6.9 KiB
6.9 KiB
RAG Processing System for CIM Analysis
Overview
This document describes the new RAG (Retrieval-Augmented Generation) processing system that provides an alternative to the current chunking approach for CIM document analysis.
Why RAG?
Current Chunking Issues
- 9 sequential chunks per document (inefficient)
- Context fragmentation (each chunk analyzed in isolation)
- Redundant processing (same company analyzed 9 times)
- Inconsistent results (contradictions between chunks)

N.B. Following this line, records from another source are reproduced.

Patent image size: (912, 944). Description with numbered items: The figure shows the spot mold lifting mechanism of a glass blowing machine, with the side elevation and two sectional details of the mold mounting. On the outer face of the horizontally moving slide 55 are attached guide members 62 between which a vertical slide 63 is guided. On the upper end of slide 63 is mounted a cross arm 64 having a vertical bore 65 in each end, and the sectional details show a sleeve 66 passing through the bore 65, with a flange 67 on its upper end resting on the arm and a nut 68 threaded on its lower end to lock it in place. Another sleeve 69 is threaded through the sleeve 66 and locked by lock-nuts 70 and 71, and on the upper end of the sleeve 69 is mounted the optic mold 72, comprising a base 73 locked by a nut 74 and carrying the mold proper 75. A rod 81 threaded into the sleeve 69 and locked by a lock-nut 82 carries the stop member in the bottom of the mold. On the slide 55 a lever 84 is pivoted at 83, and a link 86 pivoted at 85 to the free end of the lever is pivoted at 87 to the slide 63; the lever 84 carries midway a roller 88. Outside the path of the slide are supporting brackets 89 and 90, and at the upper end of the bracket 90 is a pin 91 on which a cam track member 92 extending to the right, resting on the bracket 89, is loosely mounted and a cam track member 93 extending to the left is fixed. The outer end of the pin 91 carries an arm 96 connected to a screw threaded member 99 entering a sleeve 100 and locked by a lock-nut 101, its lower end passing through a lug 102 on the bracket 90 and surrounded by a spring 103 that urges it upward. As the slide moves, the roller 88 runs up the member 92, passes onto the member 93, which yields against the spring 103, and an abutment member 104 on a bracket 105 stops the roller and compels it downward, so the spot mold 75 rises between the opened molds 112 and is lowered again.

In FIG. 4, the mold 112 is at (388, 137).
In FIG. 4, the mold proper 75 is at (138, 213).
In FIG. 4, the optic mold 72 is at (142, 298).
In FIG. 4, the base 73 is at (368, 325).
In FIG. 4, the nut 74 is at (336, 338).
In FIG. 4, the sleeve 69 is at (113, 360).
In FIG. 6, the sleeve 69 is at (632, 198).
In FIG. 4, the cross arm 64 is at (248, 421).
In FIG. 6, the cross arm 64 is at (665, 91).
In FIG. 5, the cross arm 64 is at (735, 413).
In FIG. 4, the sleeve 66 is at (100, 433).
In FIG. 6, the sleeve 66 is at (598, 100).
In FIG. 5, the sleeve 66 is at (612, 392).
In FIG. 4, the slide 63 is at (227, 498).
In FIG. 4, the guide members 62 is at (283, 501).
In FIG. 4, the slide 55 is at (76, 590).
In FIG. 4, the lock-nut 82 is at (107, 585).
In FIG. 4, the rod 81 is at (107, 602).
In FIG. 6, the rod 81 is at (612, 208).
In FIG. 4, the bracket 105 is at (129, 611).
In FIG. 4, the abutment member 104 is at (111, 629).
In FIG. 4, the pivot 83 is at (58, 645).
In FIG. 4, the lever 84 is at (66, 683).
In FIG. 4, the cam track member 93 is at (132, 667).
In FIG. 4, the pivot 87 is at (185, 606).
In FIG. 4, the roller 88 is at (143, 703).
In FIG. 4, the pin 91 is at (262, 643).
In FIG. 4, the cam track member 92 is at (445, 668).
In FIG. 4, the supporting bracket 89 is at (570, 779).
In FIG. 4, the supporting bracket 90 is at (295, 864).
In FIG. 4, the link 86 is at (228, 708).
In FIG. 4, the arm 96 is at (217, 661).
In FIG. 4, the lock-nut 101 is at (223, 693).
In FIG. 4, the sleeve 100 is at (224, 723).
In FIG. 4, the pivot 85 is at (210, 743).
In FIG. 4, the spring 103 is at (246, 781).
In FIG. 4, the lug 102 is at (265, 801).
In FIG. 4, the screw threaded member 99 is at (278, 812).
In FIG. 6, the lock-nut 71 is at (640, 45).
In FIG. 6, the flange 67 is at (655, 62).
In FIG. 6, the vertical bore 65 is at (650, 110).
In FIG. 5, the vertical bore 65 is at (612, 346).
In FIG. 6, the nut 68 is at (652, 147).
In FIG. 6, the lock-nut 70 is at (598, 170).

- High costs (more API calls = higher total cost)
RAG Benefits
- 6-8 focused queries instead of 9+ chunks
- Full document context maintained throughout
- Intelligent retrieval of relevant sections
- Lower costs with better quality
- Faster processing with parallel capability
Architecture
Components
-
RAG Document Processor (
ragDocumentProcessor.ts)- Intelligent document segmentation
- Section-specific analysis
- Context-aware retrieval
- Performance tracking
-
Unified Document Processor (
unifiedDocumentProcessor.ts)- Strategy switching
- Performance comparison
- Quality assessment
- Statistics tracking
-
API Endpoints (enhanced
documents.ts)/api/documents/:id/process-rag- Process with RAG/api/documents/:id/compare-strategies- Compare both approaches/api/documents/:id/switch-strategy- Switch processing strategy/api/documents/processing-stats- Get performance statistics
Configuration
Environment Variables
# Processing Strategy (default: 'chunking')
PROCESSING_STRATEGY=rag
# Enable RAG Processing
ENABLE_RAG_PROCESSING=true
# Enable Processing Comparison
ENABLE_PROCESSING_COMPARISON=true
# LLM Configuration for RAG
LLM_CHUNK_SIZE=15000 # Increased from 4000
LLM_MAX_TOKENS=4000 # Increased from 3500
LLM_MAX_INPUT_TOKENS=200000 # Increased from 180000
LLM_PROMPT_BUFFER=1000 # Increased from 500
LLM_TIMEOUT_MS=180000 # Increased from 120000
LLM_MAX_COST_PER_DOCUMENT=3.00 # Increased from 2.00
Usage
1. Process Document with RAG
// Using the unified processor
const result = await unifiedDocumentProcessor.processDocument(
documentId,
userId,
documentText,
{ strategy: 'rag' }
);
console.log('RAG Processing Results:', {
success: result.success,
processingTime: result.processingTime,
apiCalls: result.apiCalls,
summary: result.summary
});
2. Compare Both Strategies
const comparison = await unifiedDocumentProcessor.compareProcessingStrategies(
documentId,
userId,
documentText
);
console.log('Comparison Results:', {
winner: comparison.winner,
timeDifference: comparison.performanceMetrics.timeDifference,
apiCallDifference: comparison.performanceMetrics.apiCallDifference,
qualityScore: comparison.performanceMetrics.qualityScore
});
3. API Endpoints
Process with RAG
POST /api/documents/{id}/process-rag
Compare Strategies
POST /api/documents/{id}/compare-strategies
Switch Strategy
POST /api/documents/{id}/switch-strategy
Content-Type: application/json
{
"strategy": "rag" // or "chunking"
}
Get Processing Stats
GET /api/documents/processing-stats
Processing Flow
RAG Approach
- Document Segmentation - Identify logical sections (executive summary, business description, financials, etc.)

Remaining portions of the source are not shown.